Since holding teachers responsible for student performance is now all the rage, from the White House to the political right, let us do a simple thought experiment. Imagine an amateur baseball league in which team owners dictate which bats players use. The owners try to choose the best, but the research on bats is so poor, they have to rely on anecdotes—“Barry Bonds hit 73 home runs with maple!”—and on manufacturers’ claims. As a result, some teams wind up using bats that are too heavy, too fragile, or no better than a broomstick. Does it make sense to cut players who were forced to use ineffective equipment?
It goes without saying that effective teaching has many components, from dedication to handling a classroom and understanding how individual students learn. But a major ingredient is the curriculum the school requires them to use. Yet in one of those you’ve-got-to-be-kidding situations, the scientific basis for specific curricular materials, and even for general approaches such as how science should be taught, is so flimsy as to be a national scandal. As pay-for-performance spreads, we will therefore be punishing teachers for, in some cases, using the pedagogic equivalent of foam bats. “There is a dearth of carefully crafted, quantitative studies on what works,” says William Cobern of Western Michigan University. “It’s a crazy situation.”
Cobern tried to fix that in a study comparing direct instruction with inquiry learning, competing ways to teach science. The smart money has been on the latter, in which students explore a question on their own by, say, growing some seedlings in a closet and others on a windowsill to discover photosynthesis rather than being given the concept by the teacher. Cobern’s team randomly assigned 180 eighth graders (randomization is the gold standard for research, as in trials for new drugs) to one or the other form of instruction, they report in a study published in Research in Science & Technological Education in April. Contrary to received wisdom, “as long as students are actively engaged, direct instruction does just as well as inquiry-based teaching” in how well kids learn science concepts, he told me. Yet national and state standards push inquiry learning. As Cobern’s team diplomatically put it, “Some claims for inquiry methods regarding understanding the nature of science are not sufficiently supported by evidence.”

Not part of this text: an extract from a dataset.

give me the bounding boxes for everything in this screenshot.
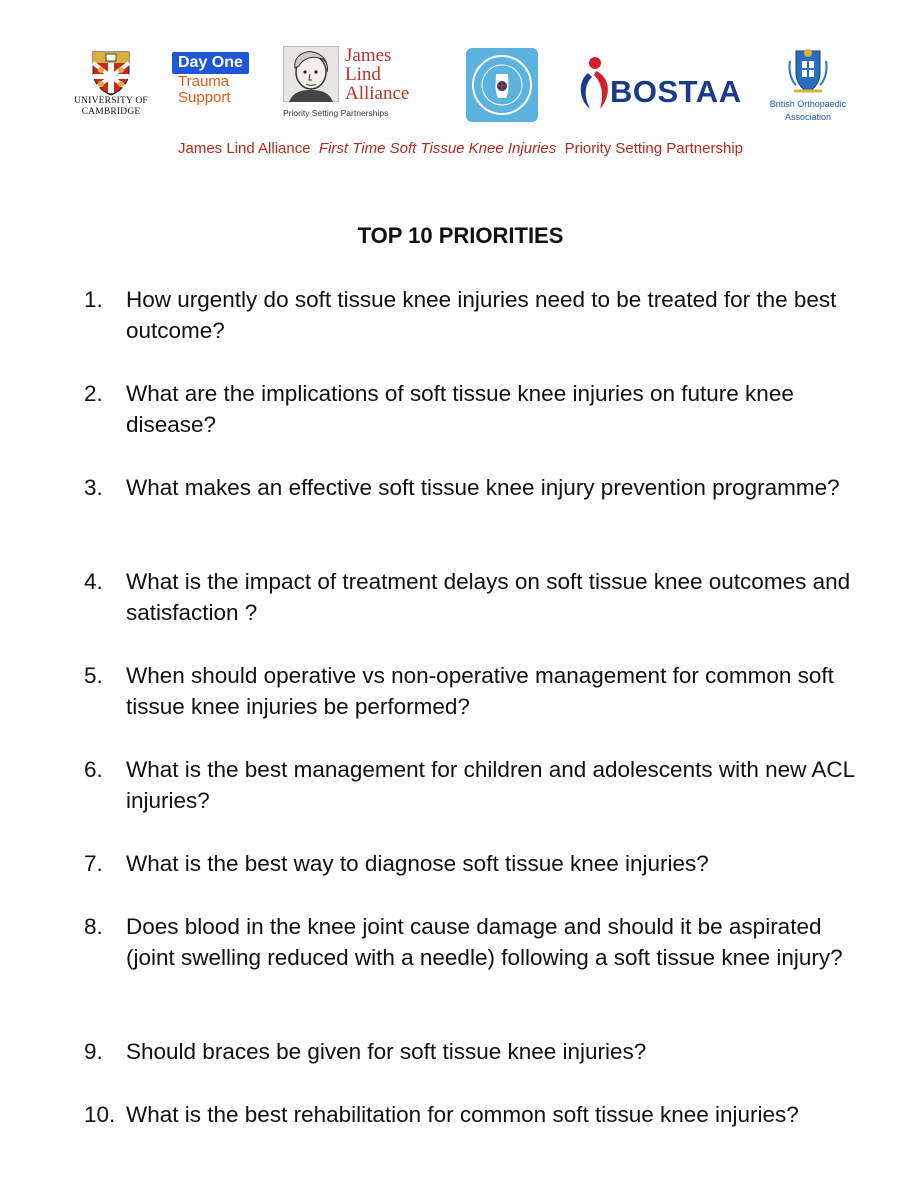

Indeed, an exhaustive analysis of 138 studies of inquiry-based science instruction in K–12 found that most of them had highly problematic designs: 53 percent did not randomly assign students to one kind of instruction or failed to include a control group. Not only did most studies have “marginal methodological rigor,” the analysts found, but the trend was “toward a decrease” in rigor.
When it comes to specific curricula, the scientific vacuity of education research is even more exasperating. In 2002 Congress established the Institute of Education Sciences in the Department of Education to conduct peer-reviewed studies of everything from math software to rewarding kids for academic performance. If you have a child in K–12, peruse IES’s What Works Clearinghouse. It is an ugly picture. Only one of five studies of Saxon Math (a home-schooling program for grades 6 to 8) met the standards for scientific rigor, IES found. For Web-based Odyssey Math, a K–8 curriculum, no studies out of 20 did so. Of 12 studies of Singapore Math, modeled on that city’s supposedly superior math program, not a single one was methodologically rigorous (in many cases, there was no comparison group). Of 23 studies of Bridges in Mathematics, not a single one met evidence standards, and 16 were so sloppy that it was “impossible to attribute the observed effect” to the program. None of the 40 studies of Investigations in Number, Data, and Space met the standards.
And where the studies were rigorous, the curriculum often flunked. None of four LeapTrack math programs “demonstrated significant effects on student achievement.” For Plato Achieve Now, which runs on a PlayStation Portable and emphasizes learning at one’s own pace, there was “no discernible effect on math achievement.” Ready, Set, Leap!, a preschool reading curriculum, “was found to have no discernible effects on oral language, print knowledge, phonological processing, early reading/writing skills, and math,” based on two good studies. And so on.
Philosopher Alfred North Whitehead wrote that when one compares the importance of education with “the frivolous inertia with which it is treated,” it is “difficult to restrain within oneself a savage rage.” That was 80 years ago.